Elevate Difference

Sometimes I Wish We Were An Eagle

I once happened upon a Callahan show at Boston’s MFA with friends who are seasoned fans of the Smog oeuvre. In town to promote Woke on a Whaleheart, my pals were far less surprised than I when a very average looking, middle-aged man took the stage to sing existential songs about meadows, dark skies, anniversaries, and water wells in his unmistakable deep baritone.

On Sometimes I Wish We Were An Eagle, the lo-fi Jandek admirer continues his tradition of half-speaking his otherwise emotional lyrics, backed by lovely orchestral chords. For as unimpressive as that might sound, it is the opposite. No one but Callahan can sound modest and sincere when employing phrases like “jaunty as a bee” or explaining, “I started telling a story without knowing the end.” His contemporaries would sound like awkward poseurs at best. But here, when he says, “I ended up in search of ordinary things,” it’s ol’ Bill just doing what he does best.
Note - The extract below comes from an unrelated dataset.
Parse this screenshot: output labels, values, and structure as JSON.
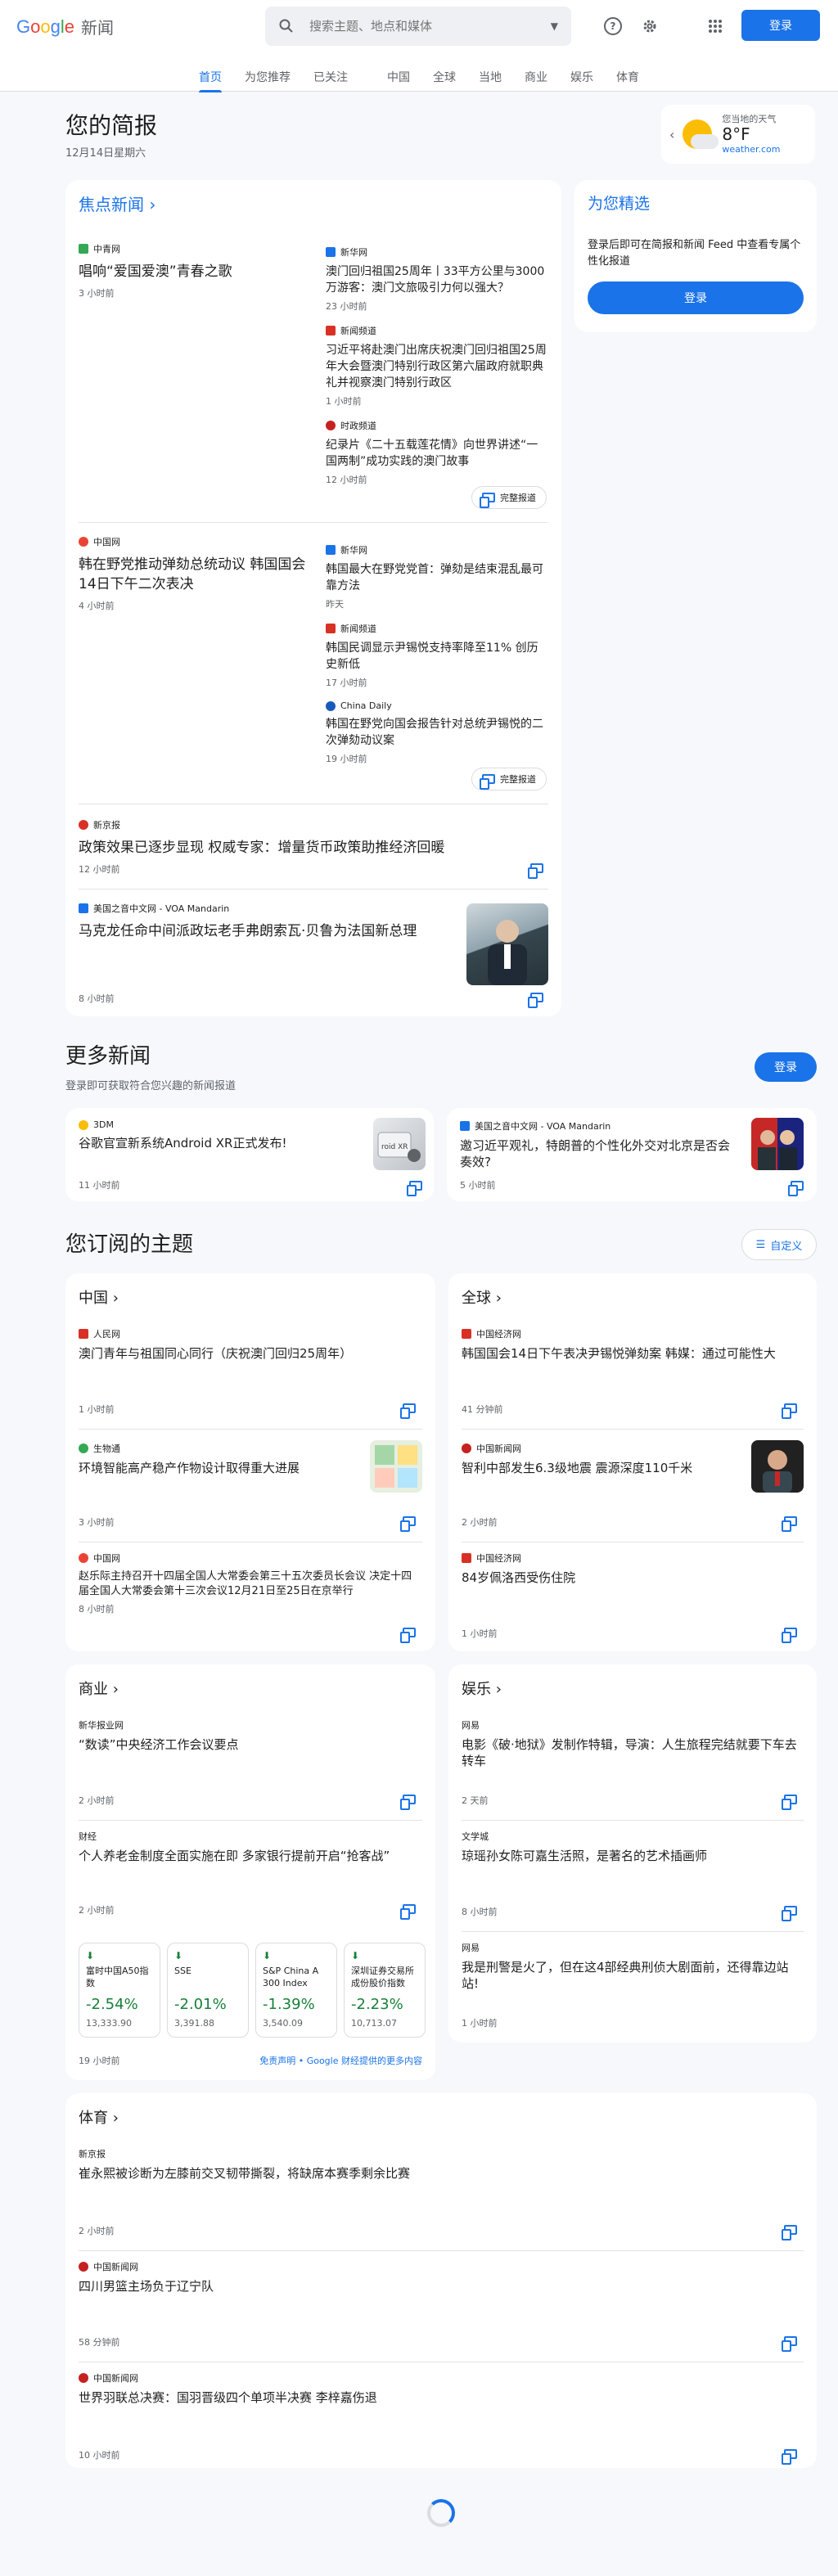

Most of the new tracks maintain the form Smog fans have come to know and love, though a few offer surprises. “My Friend” is the kind of song that shows Callahan’s progression as an artist whose preferred instruments used to be misshapen or broken. Showing influences of his experimental past, the song is cohesive, winding, and building on itself through strange chord progressions and lyrics about “sweet desire and soft thoughts.”

“All Thoughts Are Prey to Some Beast,” on the other hand, is not so much a song as a three-minute experimental drone, and a bit out of place. “Faith/Void,” however, rebalances and ends the album with calm clarity. At nearly ten minutes, it is the perfect track for agnostics or the religiously weary among us, as Callahan simply croons, over and over, “It’s time to put God away.” At no point does it feel repetitive, even if that’s exactly what it is.

Whoever made the term “singer-songwriter” sound derogatory never listened to anything in the Callahan canon. Shame on that unwise critic.